Читаем Красное колесо. Узел 2. Октябрь Шестнадцатого. Книга 1 полностью

А здесь – был главный понятный трудовой смысл: как те распотешливые решётки и колесницы, так и многие деловые нужные вещи, и первый русский паровоз, и невские суда, и чугунные и стальные отливки от самых огромных и до самых малых, именно здесь впервые находили свою окончательную массу, форму, подвижность и назначение.

С этим-то постоянным чутьём, что тут вокруг всякую минуту рождаются, складываются, формируются задуманные на чертежах вещи, Дмитриев и входил в заводские дворы – Обуховский или другой какой. Любя всё то вечное, что красуется в дальнем перегруженном центре Петербурга, Дмитриев никогда не испытывал скуки или отталкивания от здешней некрасоты, от унылой гладкости стен, от голости, засоренности, обгорелости безтравной земли, от копоти, жара, тяжких запахов и лязга, ибо всё это были не явления безобразия, но сопутствия рождению вещей. Свежему прихожему завод кажется нагромождением станков, материалов, изделий, грохота – но работающие знают, что этот внешний безпорядок – на самом деле лучший порядок, как это всё прилажено, как каждый на своём месте делает осмысленное дело и является частью целого.

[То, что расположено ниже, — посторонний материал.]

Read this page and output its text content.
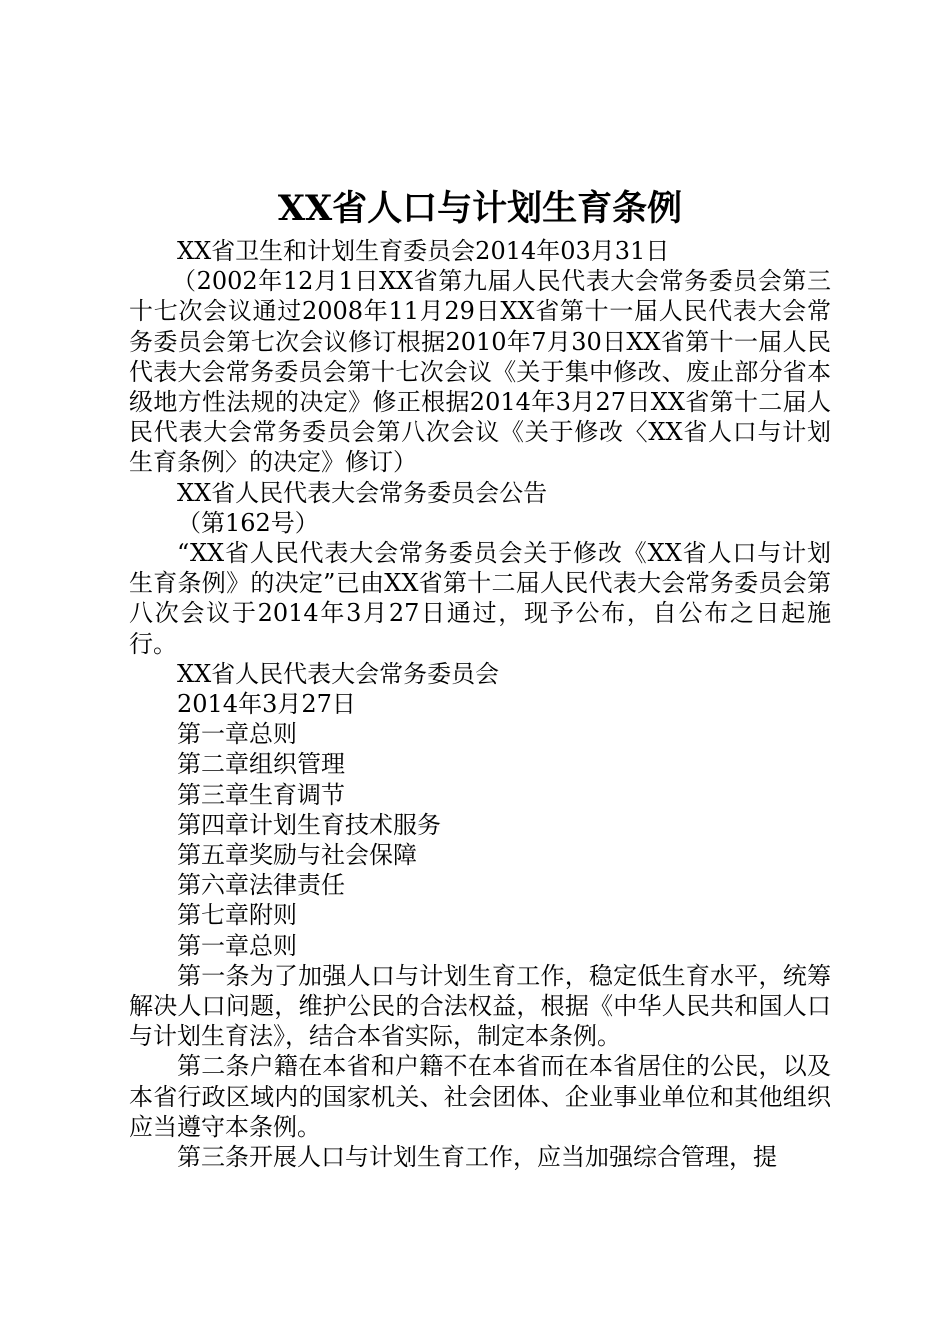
XX省人口与计划生育条例

XX省卫生和计划生育委员会2014年03月31日

（2002年12月1日XX省第九届人民代表大会常务委员会第三十七次会议通过2008年11月29日XX省第十一届人民代表大会常务委员会第七次会议修订根据2010年7月30日XX省第十一届人民代表大会常务委员会第十七次会议《关于集中修改、废止部分省本级地方性法规的决定》修正根据2014年3月27日XX省第十二届人民代表大会常务委员会第八次会议《关于修改〈XX省人口与计划生育条例〉的决定》修订）

XX省人民代表大会常务委员会公告

（第162号）

“XX省人民代表大会常务委员会关于修改《XX省人口与计划生育条例》的决定”已由XX省第十二届人民代表大会常务委员会第八次会议于2014年3月27日通过，现予公布，自公布之日起施行。

XX省人民代表大会常务委员会

2014年3月27日

第一章总则

第二章组织管理

第三章生育调节

第四章计划生育技术服务

第五章奖励与社会保障

第六章法律责任

第七章附则

第一章总则

第一条为了加强人口与计划生育工作，稳定低生育水平，统筹解决人口问题，维护公民的合法权益，根据《中华人民共和国人口与计划生育法》，结合本省实际，制定本条例。

第二条户籍在本省和户籍不在本省而在本省居住的公民，以及本省行政区域内的国家机关、社会团体、企业事业单位和其他组织应当遵守本条例。

第三条开展人口与计划生育工作，应当加强综合管理，提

Войти во двор заводской оттого и приятно, что – осмысленно. Для тебя, не постороннего, не кучей резучего железа навалены обрезки у стены, но понятно, от какой работы отходы, чем были заняты это время слесари. То же и стружки у токарной – латунные, медные или стальные, на какую ширину и толщину. И перед кузней сложенные поковки объясняют тебе последнюю работу её или следующий заказ. И самые звуки кузницы, и виды дымов над чугуно– и сталелитейками, и огневые отсветы в окнах, окраска их или отсутствие, и новая куча шлака у ваграночной калитки, и чтó несут таскальщики из цеха в цех, и даже какие доски свалены у сушилки, – ещё на заводском дворе всё объясняют опытному глазу. И ещё в первое здание не войдя, ты уже включён и увлечён смыслом этой работы, и само решается, и ноги направляются – куда тебе, где ранее нужен ты.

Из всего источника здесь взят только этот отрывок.